I add sync points to Daedalus using a set of macros. When synchronisation is enabled, the macros expand out to calls to a virtual method on a global instance of the synchroniser class. An example sync point in the code might look like this:
u32 pc = gCPUState.CurrentPC;
SYNCH_POINT( DAED_SYNC_REG_PC, pc );
OpCode op;
if( CPU_FetchInstruction( pc, &op ) )
{
CPU_Execute( pc, op );
}
The interesting line here is the SYNC_POINT macro, which synchronises on the current program counter value. For producers, this just writes the value of 'pc' to disk. For consumers, it checks that the value we have for 'pc' matches the one read from disk.
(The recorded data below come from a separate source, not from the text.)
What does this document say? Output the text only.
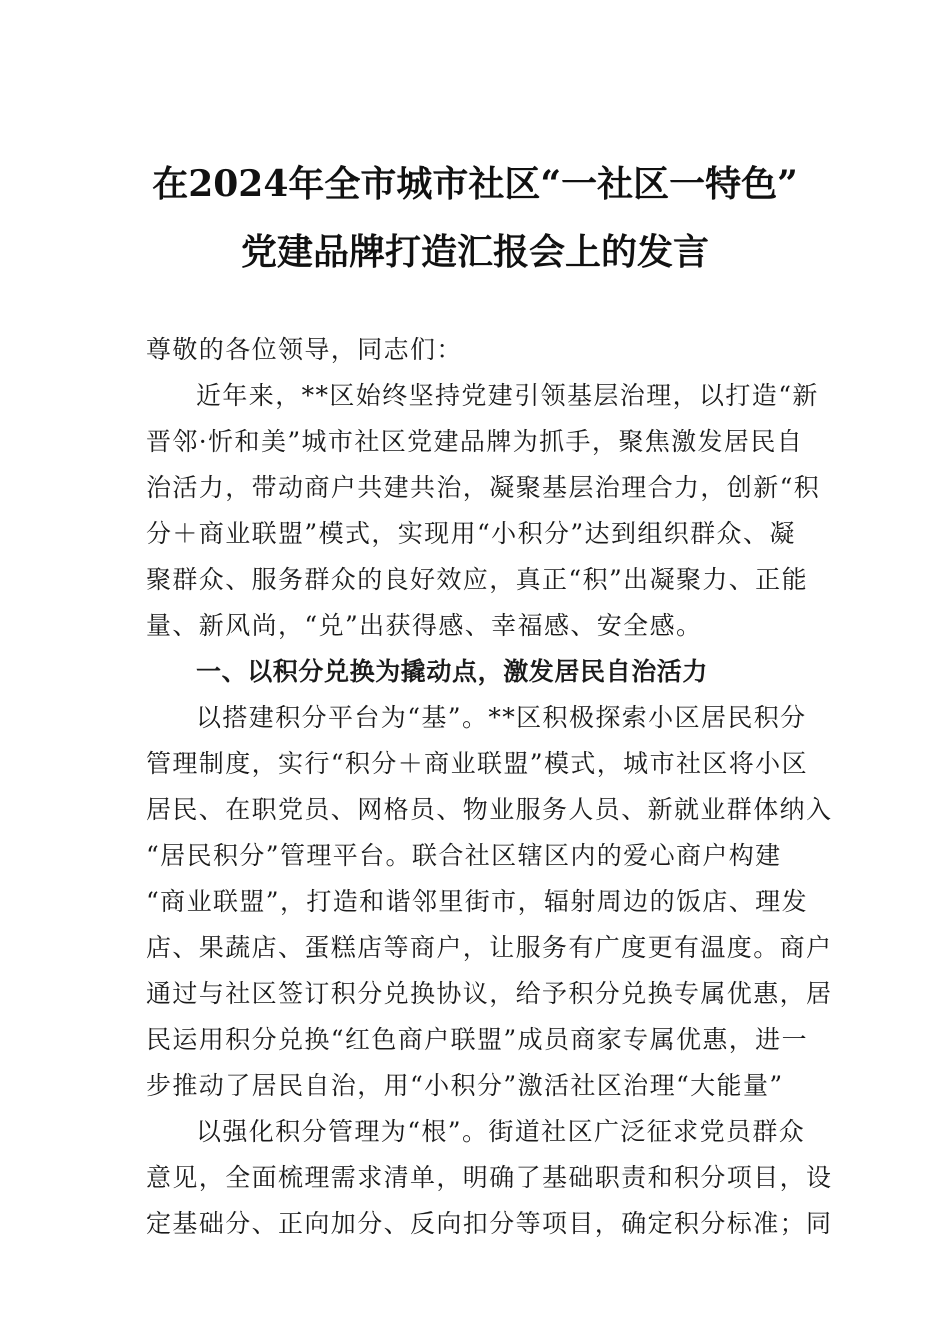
在2024年全市城市社区“一社区一特色”
党建品牌打造汇报会上的发言
尊敬的各位领导，同志们：
近年来，**区始终坚持党建引领基层治理，以打造“新
晋邻·忻和美”城市社区党建品牌为抓手，聚焦激发居民自
治活力，带动商户共建共治，凝聚基层治理合力，创新“积
分＋商业联盟”模式，实现用“小积分”达到组织群众、凝
聚群众、服务群众的良好效应，真正“积”出凝聚力、正能
量、新风尚，“兑”出获得感、幸福感、安全感。
一、以积分兑换为撬动点，激发居民自治活力
以搭建积分平台为“基”。**区积极探索小区居民积分
管理制度，实行“积分＋商业联盟”模式，城市社区将小区
居民、在职党员、网格员、物业服务人员、新就业群体纳入
“居民积分”管理平台。联合社区辖区内的爱心商户构建
“商业联盟”，打造和谐邻里街市，辐射周边的饭店、理发
店、果蔬店、蛋糕店等商户，让服务有广度更有温度。商户
通过与社区签订积分兑换协议，给予积分兑换专属优惠，居
民运用积分兑换“红色商户联盟”成员商家专属优惠，进一
步推动了居民自治，用“小积分”激活社区治理“大能量”
以强化积分管理为“根”。街道社区广泛征求党员群众
意见，全面梳理需求清单，明确了基础职责和积分项目，设
定基础分、正向加分、反向扣分等项目，确定积分标准；同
The DAED_SYNC_REG_PC argument is simply a flag to describe what is being synchronised. Another global constant allows easy control of what is synchronised:
enum ESynchFlags
{
DAED_SYNC_NONE = 0x00000000,
DAED_SYNC_REG_GPR = 0x00000001,
DAED_SYNC_REG_CPU0 = 0x00000002,
DAED_SYNC_REG_CCR0 = 0x00000004,
DAED_SYNC_REG_CPU1 = 0x00000008,
DAED_SYNC_REG_CCR1 = 0x00000010,
DAED_SYNC_REG_PC = 0x00000020,
DAED_SYNC_FRAGMENT_PC = 0x00000040,
};
static const u32 DAED_SYNC_MASK(DAED_SYNC_REG_PC);
#define SYNCH_POINT( flags, x, msg ) \
if ( DAED_SYNC_MASK & (flags) ) \
CSynchroniser::SynchPoint( x, msg )
If I want to enable more thorough debugging, I can change DAED_SYNC_MASK and OR in more values:
static const u32 DAED_SYNC_MASK(DAED_SYNC_REG_PC|DAED_SYNC_REG_GPR) ;
Changing the mask value requires the emulator to be rebuilt from scratch and the baseline synch file to be recreated. This is a bit time consuming but doing it in this way means that the compiler can optimise out any synch points which we aren't interested in, keeping things running as quickly as possible.
One problem with this technique is that the synchroniser can quickly generate a massive amount of data, so much that most of the execution time is spent shifting this data to or from disk, slowing debugging to a crawl. In the example I gave on Monday, it can sometimes take over 500 million instructions before things go out of sync.